石川直也「自立しない人 –繋がりと作法–」

2024.05.31 - 06.29

石川直也

 LOKO GALLERY で、彫刻家・石川直也による個展「自立しない人 –繋がりと作法–」が開催される。

 石川は1987年東京都生まれ。2012年に東京藝術大学大学院美術研究科修士課程彫刻専攻を修了し、現在は神奈川県で活動を続けている。彫刻思考による平面作品やライン彩色を施した抽象彫刻など、人間の認識や知覚に問いかけながら、彫刻と絵画といった境界を模索してきた石川は、長い歴史を持つ大理石という素材との対峙を通して「彫刻とは何か」という問いに向きあってきた。

 本展で紹介する、ひとりでは立つことの出来ない人体彫刻「自立しない人」シリーズの始まりは、石川が数年前に自身のアトリエをつくったときに遡る。

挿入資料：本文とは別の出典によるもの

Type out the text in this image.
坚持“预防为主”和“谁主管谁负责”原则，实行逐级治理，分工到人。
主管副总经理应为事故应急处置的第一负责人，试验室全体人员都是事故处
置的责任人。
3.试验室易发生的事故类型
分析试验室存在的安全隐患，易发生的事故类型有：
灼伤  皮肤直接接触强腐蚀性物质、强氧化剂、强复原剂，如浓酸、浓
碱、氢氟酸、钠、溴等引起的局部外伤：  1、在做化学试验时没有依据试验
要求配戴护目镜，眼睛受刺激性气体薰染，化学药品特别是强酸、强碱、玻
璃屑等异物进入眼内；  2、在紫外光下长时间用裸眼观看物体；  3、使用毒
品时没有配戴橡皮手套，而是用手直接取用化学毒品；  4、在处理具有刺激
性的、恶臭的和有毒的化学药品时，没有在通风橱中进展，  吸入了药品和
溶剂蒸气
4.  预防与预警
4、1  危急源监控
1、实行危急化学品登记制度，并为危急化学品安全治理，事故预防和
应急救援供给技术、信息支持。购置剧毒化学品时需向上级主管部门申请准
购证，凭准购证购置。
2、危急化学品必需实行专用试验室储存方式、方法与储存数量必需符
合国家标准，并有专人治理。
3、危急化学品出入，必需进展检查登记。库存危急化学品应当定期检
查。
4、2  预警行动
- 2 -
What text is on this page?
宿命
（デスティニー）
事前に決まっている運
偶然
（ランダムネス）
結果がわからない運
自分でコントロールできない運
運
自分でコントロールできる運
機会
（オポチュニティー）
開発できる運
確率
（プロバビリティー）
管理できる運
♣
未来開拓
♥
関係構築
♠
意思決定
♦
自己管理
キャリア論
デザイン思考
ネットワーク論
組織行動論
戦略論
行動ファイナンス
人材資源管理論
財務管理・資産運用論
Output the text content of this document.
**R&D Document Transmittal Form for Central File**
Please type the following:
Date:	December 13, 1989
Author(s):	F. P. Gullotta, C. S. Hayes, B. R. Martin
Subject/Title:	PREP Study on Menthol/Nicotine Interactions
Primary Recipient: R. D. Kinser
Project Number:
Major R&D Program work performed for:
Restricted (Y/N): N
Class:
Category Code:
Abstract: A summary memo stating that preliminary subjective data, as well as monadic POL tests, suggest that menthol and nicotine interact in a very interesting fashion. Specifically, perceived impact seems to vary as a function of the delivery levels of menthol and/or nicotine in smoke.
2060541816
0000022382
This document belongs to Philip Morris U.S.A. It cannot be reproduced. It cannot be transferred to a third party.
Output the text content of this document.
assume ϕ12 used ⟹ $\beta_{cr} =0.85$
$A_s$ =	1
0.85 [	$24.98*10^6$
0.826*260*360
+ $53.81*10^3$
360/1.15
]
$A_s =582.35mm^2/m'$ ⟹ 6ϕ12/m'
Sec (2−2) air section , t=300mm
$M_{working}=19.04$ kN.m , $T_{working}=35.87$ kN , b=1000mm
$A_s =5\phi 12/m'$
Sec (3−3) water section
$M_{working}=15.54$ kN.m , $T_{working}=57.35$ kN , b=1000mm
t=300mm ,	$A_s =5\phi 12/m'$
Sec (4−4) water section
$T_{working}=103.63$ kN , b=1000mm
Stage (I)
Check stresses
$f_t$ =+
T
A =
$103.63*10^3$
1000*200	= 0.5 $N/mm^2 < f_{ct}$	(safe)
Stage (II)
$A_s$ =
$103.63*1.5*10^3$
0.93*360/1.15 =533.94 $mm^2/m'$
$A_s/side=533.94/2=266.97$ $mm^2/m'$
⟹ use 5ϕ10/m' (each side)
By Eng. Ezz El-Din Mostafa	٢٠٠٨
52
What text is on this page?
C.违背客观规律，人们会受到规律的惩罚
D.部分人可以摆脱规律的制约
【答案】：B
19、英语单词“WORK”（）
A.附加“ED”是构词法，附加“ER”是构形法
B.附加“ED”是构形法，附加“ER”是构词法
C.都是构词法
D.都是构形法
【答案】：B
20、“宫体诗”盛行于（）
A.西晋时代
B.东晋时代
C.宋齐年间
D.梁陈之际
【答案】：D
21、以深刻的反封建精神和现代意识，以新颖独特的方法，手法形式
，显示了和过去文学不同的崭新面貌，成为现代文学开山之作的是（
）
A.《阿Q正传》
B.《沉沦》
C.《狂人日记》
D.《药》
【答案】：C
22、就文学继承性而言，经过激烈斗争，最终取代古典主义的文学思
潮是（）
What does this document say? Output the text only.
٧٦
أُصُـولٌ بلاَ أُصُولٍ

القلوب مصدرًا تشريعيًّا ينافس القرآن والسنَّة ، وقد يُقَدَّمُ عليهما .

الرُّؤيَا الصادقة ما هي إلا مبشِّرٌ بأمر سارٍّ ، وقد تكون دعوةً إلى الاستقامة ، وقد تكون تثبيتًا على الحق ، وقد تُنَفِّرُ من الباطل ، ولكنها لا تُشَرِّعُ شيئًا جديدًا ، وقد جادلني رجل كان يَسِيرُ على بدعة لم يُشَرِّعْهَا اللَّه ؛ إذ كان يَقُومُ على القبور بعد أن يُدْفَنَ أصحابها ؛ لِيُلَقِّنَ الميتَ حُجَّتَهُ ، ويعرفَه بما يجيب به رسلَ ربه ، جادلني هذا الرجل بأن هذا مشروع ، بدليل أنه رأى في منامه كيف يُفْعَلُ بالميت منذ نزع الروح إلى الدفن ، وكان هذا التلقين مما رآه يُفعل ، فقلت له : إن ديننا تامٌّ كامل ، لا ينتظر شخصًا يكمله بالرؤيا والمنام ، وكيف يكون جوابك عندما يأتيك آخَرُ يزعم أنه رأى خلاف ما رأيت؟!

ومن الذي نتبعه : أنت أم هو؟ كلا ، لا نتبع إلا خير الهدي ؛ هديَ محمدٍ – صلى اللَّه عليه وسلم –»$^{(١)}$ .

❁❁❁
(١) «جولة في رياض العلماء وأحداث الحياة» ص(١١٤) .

 傾斜地に位置したその土地は当初、制作はおろか人間が立つことすらままならない場所であった。石川はそこで初めて「土留め」という作業が必要であることを知る。家族や周辺の人々の協力のもと、木を切り平らな地面をつくるなかで、石川はこれまで自身が誰かによって既に平坦にならされた世界で生きてきたことに気づいたという。

 人間がいかにほかに依存して生き、つながりのなかで初めて立つことが出来ているのかという命題と出会い、その気づきは石川が「初めて自然と思えた彫刻」だと話す、以降の「自立しない人」作品の誕生へと接続されていく。本展は、1階から吹き抜けを経て2階へと続くギャラリー空間において、展覧会タイトルと同名の4つの彫刻作品が中心となって展開される。